蒋文惊叫一声猛然坐起,大口大口地喘气,满脸是汗,不知自己怎么做了个这么奇怪的梦。

“亲爱的!怎么做恶梦了吗?”妻子郝佳用手擦了擦他额头上的汗。

“没事,没事。”蒋文推开了妻子的手,勉强露出了一丝笑容。

“呀!你的耳垂怎么出血了?”郝佳指着他的耳朵吃惊地喊了一句。

蒋文一听,下意识伸手一摸,黏糊糊的血摸了一手。“怎么会这样?”他失魂落魄地看着沾满鲜血的手,精神极度恍惚,一股冷汗从他的脊背缓缓流下。

“赶紧擦擦。”郝佳说着跳到地上去拿面巾纸,然后仔细擦着他的耳朵,最后在耳垂下面找到了一个细小的伤口,她连忙说:“哎呀!我知道了,是你来回脱衣服,把耳垂刮坏了,不过这么点的小口怎么出了这么多血?”

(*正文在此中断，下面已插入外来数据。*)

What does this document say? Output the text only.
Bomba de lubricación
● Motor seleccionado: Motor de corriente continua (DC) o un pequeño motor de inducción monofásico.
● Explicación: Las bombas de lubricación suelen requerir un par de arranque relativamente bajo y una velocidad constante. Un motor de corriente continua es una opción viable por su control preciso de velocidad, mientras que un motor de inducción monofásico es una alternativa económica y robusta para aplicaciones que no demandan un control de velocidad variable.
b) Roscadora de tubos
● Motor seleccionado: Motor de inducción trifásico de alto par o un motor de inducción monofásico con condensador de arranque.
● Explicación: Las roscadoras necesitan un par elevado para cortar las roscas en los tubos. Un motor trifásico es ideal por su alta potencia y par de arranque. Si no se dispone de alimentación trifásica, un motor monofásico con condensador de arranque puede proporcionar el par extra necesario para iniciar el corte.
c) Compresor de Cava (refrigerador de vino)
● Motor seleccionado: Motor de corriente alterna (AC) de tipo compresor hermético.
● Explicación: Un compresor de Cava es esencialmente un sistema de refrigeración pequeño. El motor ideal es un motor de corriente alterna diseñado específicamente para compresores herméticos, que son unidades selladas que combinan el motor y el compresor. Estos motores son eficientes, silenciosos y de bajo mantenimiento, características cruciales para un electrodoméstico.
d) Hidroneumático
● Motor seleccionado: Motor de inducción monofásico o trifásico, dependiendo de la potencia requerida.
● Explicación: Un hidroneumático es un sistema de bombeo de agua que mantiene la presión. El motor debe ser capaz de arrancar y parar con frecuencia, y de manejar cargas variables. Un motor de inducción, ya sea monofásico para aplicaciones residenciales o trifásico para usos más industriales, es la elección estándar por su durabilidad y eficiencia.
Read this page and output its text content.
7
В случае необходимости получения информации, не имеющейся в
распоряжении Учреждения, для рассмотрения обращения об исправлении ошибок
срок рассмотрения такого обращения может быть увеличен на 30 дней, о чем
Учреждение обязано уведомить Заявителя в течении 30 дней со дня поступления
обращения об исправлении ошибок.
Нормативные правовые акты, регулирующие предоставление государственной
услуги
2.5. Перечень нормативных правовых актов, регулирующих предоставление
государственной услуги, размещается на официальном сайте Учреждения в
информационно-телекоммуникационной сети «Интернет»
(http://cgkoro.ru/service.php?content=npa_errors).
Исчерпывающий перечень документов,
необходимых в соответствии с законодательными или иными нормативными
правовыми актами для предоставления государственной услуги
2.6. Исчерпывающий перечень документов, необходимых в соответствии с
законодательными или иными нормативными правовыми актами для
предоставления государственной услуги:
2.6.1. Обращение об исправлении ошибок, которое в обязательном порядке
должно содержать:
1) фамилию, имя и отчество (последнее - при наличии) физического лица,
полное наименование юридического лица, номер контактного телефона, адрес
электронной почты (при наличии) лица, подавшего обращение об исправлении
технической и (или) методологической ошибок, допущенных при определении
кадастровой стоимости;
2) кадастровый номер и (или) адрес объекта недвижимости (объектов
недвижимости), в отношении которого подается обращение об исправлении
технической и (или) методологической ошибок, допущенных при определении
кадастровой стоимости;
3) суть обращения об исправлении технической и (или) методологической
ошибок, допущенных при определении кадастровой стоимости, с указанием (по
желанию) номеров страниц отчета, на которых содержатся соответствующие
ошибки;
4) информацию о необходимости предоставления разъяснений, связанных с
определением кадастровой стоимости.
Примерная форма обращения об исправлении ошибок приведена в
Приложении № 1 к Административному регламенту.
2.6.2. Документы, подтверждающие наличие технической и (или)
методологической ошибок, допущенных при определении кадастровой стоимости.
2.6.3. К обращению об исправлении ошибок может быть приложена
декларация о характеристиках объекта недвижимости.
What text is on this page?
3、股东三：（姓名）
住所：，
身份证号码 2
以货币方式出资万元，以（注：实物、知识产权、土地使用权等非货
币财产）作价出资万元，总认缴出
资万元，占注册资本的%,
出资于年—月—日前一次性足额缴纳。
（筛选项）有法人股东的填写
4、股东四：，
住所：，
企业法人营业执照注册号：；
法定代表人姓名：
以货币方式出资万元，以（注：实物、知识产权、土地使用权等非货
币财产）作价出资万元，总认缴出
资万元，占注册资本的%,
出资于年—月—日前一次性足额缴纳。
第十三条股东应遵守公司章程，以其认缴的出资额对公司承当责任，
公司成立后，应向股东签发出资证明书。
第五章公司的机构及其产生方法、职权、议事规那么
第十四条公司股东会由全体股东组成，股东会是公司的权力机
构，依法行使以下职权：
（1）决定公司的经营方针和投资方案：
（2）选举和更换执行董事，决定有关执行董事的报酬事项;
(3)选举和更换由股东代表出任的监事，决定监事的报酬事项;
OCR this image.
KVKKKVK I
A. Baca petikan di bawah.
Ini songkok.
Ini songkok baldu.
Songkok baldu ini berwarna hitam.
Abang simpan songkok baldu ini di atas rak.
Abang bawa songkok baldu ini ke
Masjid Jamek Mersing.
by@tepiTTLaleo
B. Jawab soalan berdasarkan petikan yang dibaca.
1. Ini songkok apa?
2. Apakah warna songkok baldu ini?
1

“哦!没事!”蒋文心不在焉地回答,眉头紧皱,心神不宁。

那一夜他再也没睡,清晨的时候接到了老家的电话,说是母亲快不行了,让他回去见一面。他的心咯噔一下,催郝佳起床帮他收拾东西,他打电话去单位请假,然后迫不及待地拎着行李出门,刚走出楼道,就听见身后传来一阵杂乱的脚步声,他闻声回头,见郝佳满头大汗手里拎着行李追了上来。

“你干什么?”他不耐烦地问。

“我和你一起回去。”郝佳气喘吁吁地说。

“不行!”

“为什么?我们结婚都一年了,我还没去过你的家,没见过你的父母和亲朋,这太说不过去了,再说这一次是婆婆的最后一面。”郝佳很坚决,快步跟在他身后。

“我说不行就是不行……”蒋文突然怒吼,吓了郝佳一大跳,记忆中他从没有这么暴怒过,泪水忍不住在眼圈里打转,看着他的面容都模糊了。

“对不起!佳佳,我不该大声和你说话,你该知道我现在很乱。不让你和我回老家是为了你好,你想想你从小在城里娇生惯养,你怎么忍受农村的土炕和露外的厕所,农村吃的可不是牛奶面包,牛排西餐,只有馒头和大锅菜,我知道你有洁癖,我不能让你去遭罪。”蒋文说着摸了摸她的头发,柔声道,“乖乖地在家等我回来。”说完他拿着行李走了。

其实农村的生活根本没有蒋文说的那么恐怖,他只是不想带着她去,因为他有要隐藏的秘密,决不能让她发现,如果让她发现,蒋文不禁打了个寒战。

8个小时的车程,蒋文下了火车,转搭乘汽车回到小镇,在忐忑不安中走到了一座农宅,蒋文上前敲门。门开了,一个三十多岁的汉子冲着他闷哼了一声,脸上闪过一丝复杂的神色。

“哥!”他叫了一声,汉子没理他,直径走进了屋里。

“是蒋文回来了吧?”老父亲的激动的声音在内屋传来。

“嗯!爹,我回来了。”蒋文一撩门帘走进了内屋,一眼就看见了奄奄一息的母亲。

“孩子他娘,小文回来了,你睁开眼睛看看吧!”随着爹沙哑的声音,炕上的老娘的眼皮动了动,然后慢慢地睁开。